Katerina Cerná

schreibzeit 2012

Geboren 1985 in Tschechien, studierte sie Russische Philologie in Graz, Prag und Odessa und schreibt Prosa und Drama – seit kurzem auch für Kinder. In ihren Texten beschäftigt sie sich mit den Themen Migration und Identität (z.B. Projekt „Fremdsehen“ im Rahmen der Regionale X; 3. Platz exil-Literaturpreis 2011). Zur Zeit arbeitet sie im Rahmen des Retzhofer Dramapreises 2013, für welchen sie nominiert ist, an dem Drama „After the game is over“, und an dem Kinderbuch „Wüstenjunge“, bei welchem sie von der schreibzeit unterstützt wird.

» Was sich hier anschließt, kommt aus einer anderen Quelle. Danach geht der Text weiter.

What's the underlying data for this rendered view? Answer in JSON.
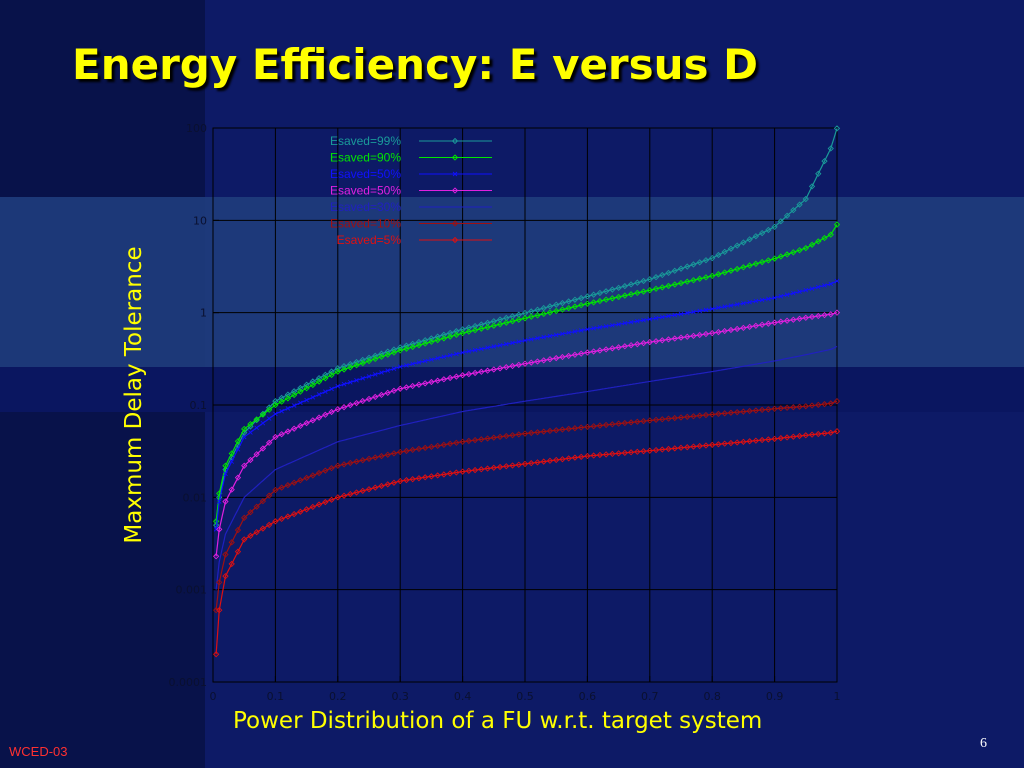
{
  "slide": {
    "title": "Energy Efficiency: E versus D",
    "footer": "WCED-03",
    "page_number": "6"
  },
  "colors": {
    "background": "#0d1a66",
    "title": "#ffff00",
    "footer": "#ff3030",
    "axis": "#000000",
    "grid": "#000000"
  },
  "chart_data": {
    "type": "line",
    "title": "",
    "xlabel": "Power Distribution of a FU w.r.t. target system",
    "ylabel": "Maxmum Delay Tolerance",
    "xlim": [
      0,
      1
    ],
    "ylim": [
      0.0001,
      100
    ],
    "yscale": "log",
    "grid": true,
    "legend_position": "top",
    "x_ticks": [
      "0",
      "0.1",
      "0.2",
      "0.3",
      "0.4",
      "0.5",
      "0.6",
      "0.7",
      "0.8",
      "0.9",
      "1"
    ],
    "y_ticks": [
      "0.0001",
      "0.001",
      "0.01",
      "0.1",
      "1",
      "10",
      "100"
    ],
    "x": [
      0.005,
      0.01,
      0.02,
      0.05,
      0.1,
      0.2,
      0.3,
      0.4,
      0.5,
      0.6,
      0.7,
      0.8,
      0.9,
      0.95,
      0.99,
      1.0
    ],
    "series": [
      {
        "name": "Esaved=99%",
        "color": "#1a9a9a",
        "marker": "diamond",
        "values": [
          0.005,
          0.01,
          0.02,
          0.05,
          0.11,
          0.25,
          0.42,
          0.66,
          0.99,
          1.5,
          2.3,
          3.9,
          8.5,
          17,
          60,
          99
        ]
      },
      {
        "name": "Esaved=90%",
        "color": "#00e600",
        "marker": "diamond",
        "values": [
          0.0055,
          0.011,
          0.022,
          0.055,
          0.1,
          0.23,
          0.39,
          0.6,
          0.87,
          1.25,
          1.75,
          2.5,
          3.85,
          5.0,
          7.0,
          9.0
        ]
      },
      {
        "name": "Esaved=50%",
        "color": "#1010ff",
        "marker": "cross",
        "values": [
          0.0045,
          0.009,
          0.018,
          0.045,
          0.08,
          0.16,
          0.26,
          0.37,
          0.5,
          0.66,
          0.85,
          1.1,
          1.45,
          1.75,
          2.05,
          2.2
        ]
      },
      {
        "name": "Esaved=50%",
        "color": "#e020e0",
        "marker": "diamond",
        "values": [
          0.0023,
          0.0045,
          0.009,
          0.022,
          0.045,
          0.09,
          0.15,
          0.21,
          0.28,
          0.37,
          0.48,
          0.6,
          0.78,
          0.88,
          0.96,
          1.0
        ]
      },
      {
        "name": "Esaved=30%",
        "color": "#2020c0",
        "marker": "none",
        "values": [
          0.001,
          0.002,
          0.004,
          0.01,
          0.02,
          0.04,
          0.06,
          0.085,
          0.11,
          0.14,
          0.18,
          0.23,
          0.3,
          0.35,
          0.4,
          0.43
        ]
      },
      {
        "name": "Esaved=10%",
        "color": "#a01010",
        "marker": "diamond",
        "values": [
          0.0006,
          0.0012,
          0.0024,
          0.006,
          0.012,
          0.022,
          0.031,
          0.04,
          0.049,
          0.058,
          0.068,
          0.079,
          0.091,
          0.097,
          0.104,
          0.11
        ]
      },
      {
        "name": "Esaved=5%",
        "color": "#e01010",
        "marker": "diamond",
        "values": [
          0.0002,
          0.0006,
          0.0014,
          0.0035,
          0.0055,
          0.01,
          0.015,
          0.019,
          0.023,
          0.028,
          0.032,
          0.037,
          0.043,
          0.047,
          0.05,
          0.052
        ]
      }
    ]
  }
}
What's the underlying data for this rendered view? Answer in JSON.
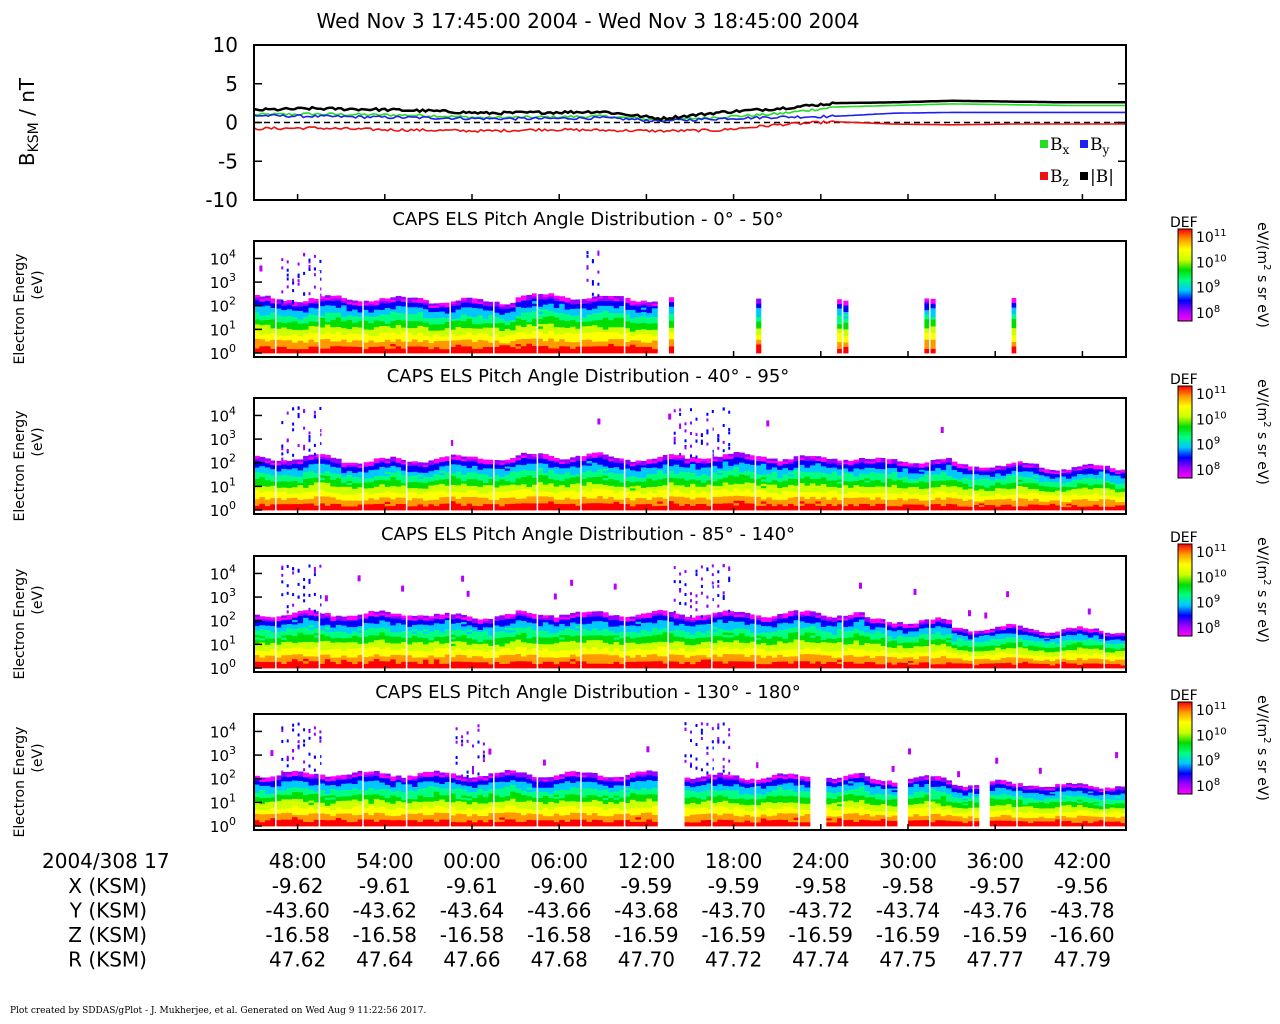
{
  "title": "Wed Nov 3 17:45:00 2004 - Wed Nov 3 18:45:00 2004",
  "footer": "Plot created by SDDAS/gPlot - J. Mukherjee, et al.  Generated on Wed Aug 9 11:22:56 2017.",
  "colors": {
    "bx": "#22dd22",
    "by": "#1f1fee",
    "bz": "#ee1111",
    "btot": "#000000",
    "colormap": [
      "#ff00ff",
      "#9a00ff",
      "#0000ff",
      "#00c8ff",
      "#00ff80",
      "#00dd00",
      "#ccff00",
      "#ffff00",
      "#ff9900",
      "#ff0000"
    ]
  },
  "chart_data": [
    {
      "type": "line",
      "title": "",
      "ylabel_base": "B",
      "ylabel_sub": "KSM",
      "ylabel_unit": " / nT",
      "ylim": [
        -10,
        10
      ],
      "yticks": [
        "10",
        "5",
        "0",
        "-5",
        "-10"
      ],
      "legend_position": "bottom-right",
      "legend": [
        {
          "base": "B",
          "sub": "x",
          "color_key": "bx"
        },
        {
          "base": "B",
          "sub": "y",
          "color_key": "by"
        },
        {
          "base": "B",
          "sub": "z",
          "color_key": "bz"
        },
        {
          "base": "|B|",
          "sub": "",
          "color_key": "btot"
        }
      ],
      "x_minutes": [
        0,
        4,
        8,
        12,
        16,
        20,
        24,
        28,
        32,
        36,
        40,
        44,
        48,
        52,
        56,
        60
      ],
      "series": [
        {
          "name": "Bx",
          "color_key": "bx",
          "values": [
            1.0,
            1.1,
            1.0,
            0.9,
            0.6,
            0.7,
            0.8,
            0.3,
            0.7,
            1.1,
            2.0,
            2.2,
            2.4,
            2.3,
            2.2,
            2.2
          ]
        },
        {
          "name": "By",
          "color_key": "by",
          "values": [
            0.9,
            0.8,
            0.7,
            0.6,
            0.5,
            0.5,
            0.6,
            0.2,
            0.5,
            0.7,
            0.8,
            1.2,
            1.3,
            1.3,
            1.3,
            1.3
          ]
        },
        {
          "name": "Bz",
          "color_key": "bz",
          "values": [
            -0.8,
            -0.7,
            -0.9,
            -1.0,
            -1.1,
            -0.9,
            -1.0,
            -1.1,
            -1.0,
            -0.3,
            0.1,
            -0.2,
            -0.3,
            -0.2,
            -0.2,
            -0.2
          ]
        },
        {
          "name": "|B|",
          "color_key": "btot",
          "values": [
            1.6,
            1.8,
            1.7,
            1.5,
            1.2,
            1.3,
            1.4,
            0.5,
            1.3,
            1.8,
            2.5,
            2.6,
            2.8,
            2.7,
            2.6,
            2.6
          ]
        }
      ]
    },
    {
      "type": "heatmap",
      "title": "CAPS ELS Pitch Angle Distribution - 0° - 50°",
      "ylabel": "Electron Energy",
      "ylabel2": "(eV)",
      "yticks": [
        {
          "base": "10",
          "exp": "4"
        },
        {
          "base": "10",
          "exp": "3"
        },
        {
          "base": "10",
          "exp": "2"
        },
        {
          "base": "10",
          "exp": "1"
        },
        {
          "base": "10",
          "exp": "0"
        }
      ],
      "colorbar": {
        "label": "DEF",
        "unit_a": "eV/(m",
        "unit_exp": "2",
        "unit_b": " s sr eV)",
        "ticks": [
          {
            "base": "10",
            "exp": "11"
          },
          {
            "base": "10",
            "exp": "10"
          },
          {
            "base": "10",
            "exp": "9"
          },
          {
            "base": "10",
            "exp": "8"
          }
        ]
      },
      "upper_log_energy": [
        2.3,
        2.3,
        2.2,
        2.4,
        2.3,
        2.2,
        2.3,
        2.4,
        2.3,
        2.2
      ],
      "data_gaps_minutes": [
        [
          27.8,
          28.4
        ],
        [
          28.9,
          34.4
        ],
        [
          35.0,
          40.3
        ],
        [
          40.9,
          46.1
        ],
        [
          46.7,
          52.0
        ],
        [
          52.6,
          60
        ]
      ],
      "speckle_windows_minutes": [
        [
          2,
          5
        ],
        [
          23,
          24
        ]
      ],
      "gap_style": "white"
    },
    {
      "type": "heatmap",
      "title": "CAPS ELS Pitch Angle Distribution - 40° - 95°",
      "ylabel": "Electron Energy",
      "ylabel2": "(eV)",
      "yticks": [
        {
          "base": "10",
          "exp": "4"
        },
        {
          "base": "10",
          "exp": "3"
        },
        {
          "base": "10",
          "exp": "2"
        },
        {
          "base": "10",
          "exp": "1"
        },
        {
          "base": "10",
          "exp": "0"
        }
      ],
      "colorbar": {
        "label": "DEF",
        "unit_a": "eV/(m",
        "unit_exp": "2",
        "unit_b": " s sr eV)",
        "ticks": [
          {
            "base": "10",
            "exp": "11"
          },
          {
            "base": "10",
            "exp": "10"
          },
          {
            "base": "10",
            "exp": "9"
          },
          {
            "base": "10",
            "exp": "8"
          }
        ]
      },
      "upper_log_energy": [
        2.2,
        2.1,
        2.2,
        2.3,
        2.2,
        2.3,
        2.2,
        2.1,
        1.9,
        1.8
      ],
      "data_gaps_minutes": [],
      "speckle_windows_minutes": [
        [
          2,
          5
        ],
        [
          29,
          33
        ]
      ],
      "gap_style": "white"
    },
    {
      "type": "heatmap",
      "title": "CAPS ELS Pitch Angle Distribution - 85° - 140°",
      "ylabel": "Electron Energy",
      "ylabel2": "(eV)",
      "yticks": [
        {
          "base": "10",
          "exp": "4"
        },
        {
          "base": "10",
          "exp": "3"
        },
        {
          "base": "10",
          "exp": "2"
        },
        {
          "base": "10",
          "exp": "1"
        },
        {
          "base": "10",
          "exp": "0"
        }
      ],
      "colorbar": {
        "label": "DEF",
        "unit_a": "eV/(m",
        "unit_exp": "2",
        "unit_b": " s sr eV)",
        "ticks": [
          {
            "base": "10",
            "exp": "11"
          },
          {
            "base": "10",
            "exp": "10"
          },
          {
            "base": "10",
            "exp": "9"
          },
          {
            "base": "10",
            "exp": "8"
          }
        ]
      },
      "upper_log_energy": [
        2.3,
        2.3,
        2.2,
        2.3,
        2.3,
        2.3,
        2.3,
        2.0,
        1.7,
        1.6
      ],
      "data_gaps_minutes": [],
      "speckle_windows_minutes": [
        [
          2,
          5
        ],
        [
          29,
          33
        ]
      ],
      "gap_style": "white"
    },
    {
      "type": "heatmap",
      "title": "CAPS ELS Pitch Angle Distribution - 130° - 180°",
      "ylabel": "Electron Energy",
      "ylabel2": "(eV)",
      "yticks": [
        {
          "base": "10",
          "exp": "4"
        },
        {
          "base": "10",
          "exp": "3"
        },
        {
          "base": "10",
          "exp": "2"
        },
        {
          "base": "10",
          "exp": "1"
        },
        {
          "base": "10",
          "exp": "0"
        }
      ],
      "colorbar": {
        "label": "DEF",
        "unit_a": "eV/(m",
        "unit_exp": "2",
        "unit_b": " s sr eV)",
        "ticks": [
          {
            "base": "10",
            "exp": "11"
          },
          {
            "base": "10",
            "exp": "10"
          },
          {
            "base": "10",
            "exp": "9"
          },
          {
            "base": "10",
            "exp": "8"
          }
        ]
      },
      "upper_log_energy": [
        2.2,
        2.2,
        2.2,
        2.2,
        2.2,
        2.1,
        2.1,
        2.0,
        1.8,
        1.7
      ],
      "data_gaps_minutes": [
        [
          27.8,
          29.8
        ],
        [
          38.3,
          39.2
        ],
        [
          44.2,
          45.0
        ],
        [
          50.0,
          50.8
        ]
      ],
      "speckle_windows_minutes": [
        [
          2,
          5
        ],
        [
          14,
          16
        ],
        [
          29,
          33
        ]
      ],
      "gap_style": "white"
    }
  ],
  "time_axis": {
    "start_label": "2004/308 17",
    "start_minute": 45,
    "labels": [
      "48:00",
      "54:00",
      "00:00",
      "06:00",
      "12:00",
      "18:00",
      "24:00",
      "30:00",
      "36:00",
      "42:00"
    ],
    "label_offsets_minutes": [
      3,
      9,
      15,
      21,
      27,
      33,
      39,
      45,
      51,
      57
    ],
    "span_minutes": 60
  },
  "ephemeris": [
    {
      "label": "X (KSM)",
      "values": [
        "-9.62",
        "-9.61",
        "-9.61",
        "-9.60",
        "-9.59",
        "-9.59",
        "-9.58",
        "-9.58",
        "-9.57",
        "-9.56"
      ]
    },
    {
      "label": "Y (KSM)",
      "values": [
        "-43.60",
        "-43.62",
        "-43.64",
        "-43.66",
        "-43.68",
        "-43.70",
        "-43.72",
        "-43.74",
        "-43.76",
        "-43.78"
      ]
    },
    {
      "label": "Z (KSM)",
      "values": [
        "-16.58",
        "-16.58",
        "-16.58",
        "-16.58",
        "-16.59",
        "-16.59",
        "-16.59",
        "-16.59",
        "-16.59",
        "-16.60"
      ]
    },
    {
      "label": "R (KSM)",
      "values": [
        "47.62",
        "47.64",
        "47.66",
        "47.68",
        "47.70",
        "47.72",
        "47.74",
        "47.75",
        "47.77",
        "47.79"
      ]
    }
  ]
}
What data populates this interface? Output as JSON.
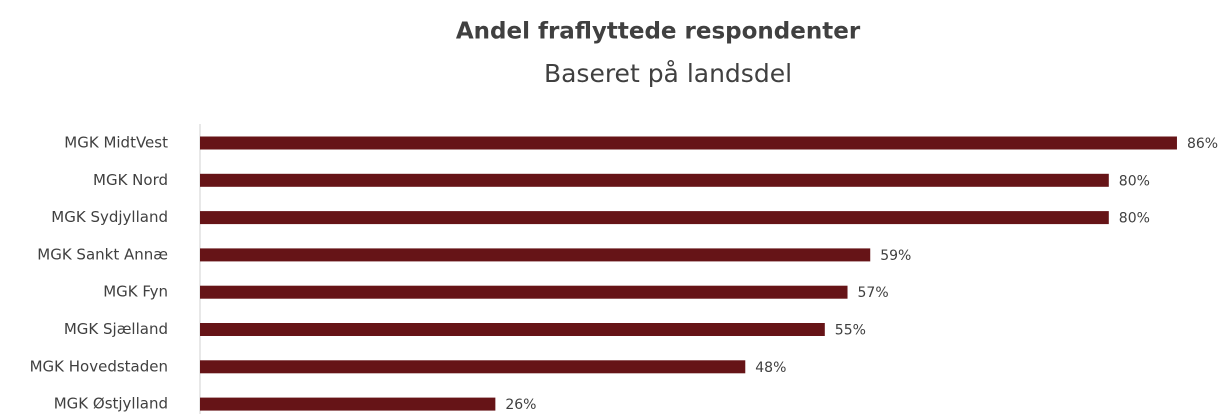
{
  "chart_data": {
    "type": "bar",
    "orientation": "horizontal",
    "title": "Andel fraflyttede respondenter",
    "subtitle": "Baseret på landsdel",
    "categories": [
      "MGK MidtVest",
      "MGK Nord",
      "MGK Sydjylland",
      "MGK Sankt Annæ",
      "MGK Fyn",
      "MGK Sjælland",
      "MGK Hovedstaden",
      "MGK Østjylland"
    ],
    "values": [
      86,
      80,
      80,
      59,
      57,
      55,
      48,
      26
    ],
    "value_labels": [
      "86%",
      "80%",
      "80%",
      "59%",
      "57%",
      "55%",
      "48%",
      "26%"
    ],
    "color": "#661417"
  }
}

„Wüstenjunge“ erzählt die Geschichte eines Jungen, der eines Tages eine Wüste in sich entdeckt. Beim Essen knirscht es zwischen seinen Zähnen, aus seinen Ärmeln rieselt Sand. In der Schule ein Außenseiter, vermisst der Wüstenjunge Philipp seinen Vater, den er nie kennengelernt hat – das Einzige, was er von ihm weiß, ist, dass dieser in der Wüste wohnt. Bald jedoch lernt er Sophie kennen, die eine Leidenschaft für Pflanzen und zu Hause – soweit dies in einer Stadtwohnung möglich ist - einen botanischen Garten angelegt hat. Zusammen mit Sophie lernt Philipp seine Wüste kennen, gemeinsam können sie eine Oase pflanzen.
„Wüstenjunge“ möchte eine Geschichte über Einsamkeit und Sehnsucht erzählen, möchte dies poetisch und humorvoll versuchen und zeigen, wie Freundschaft Trost spenden kann.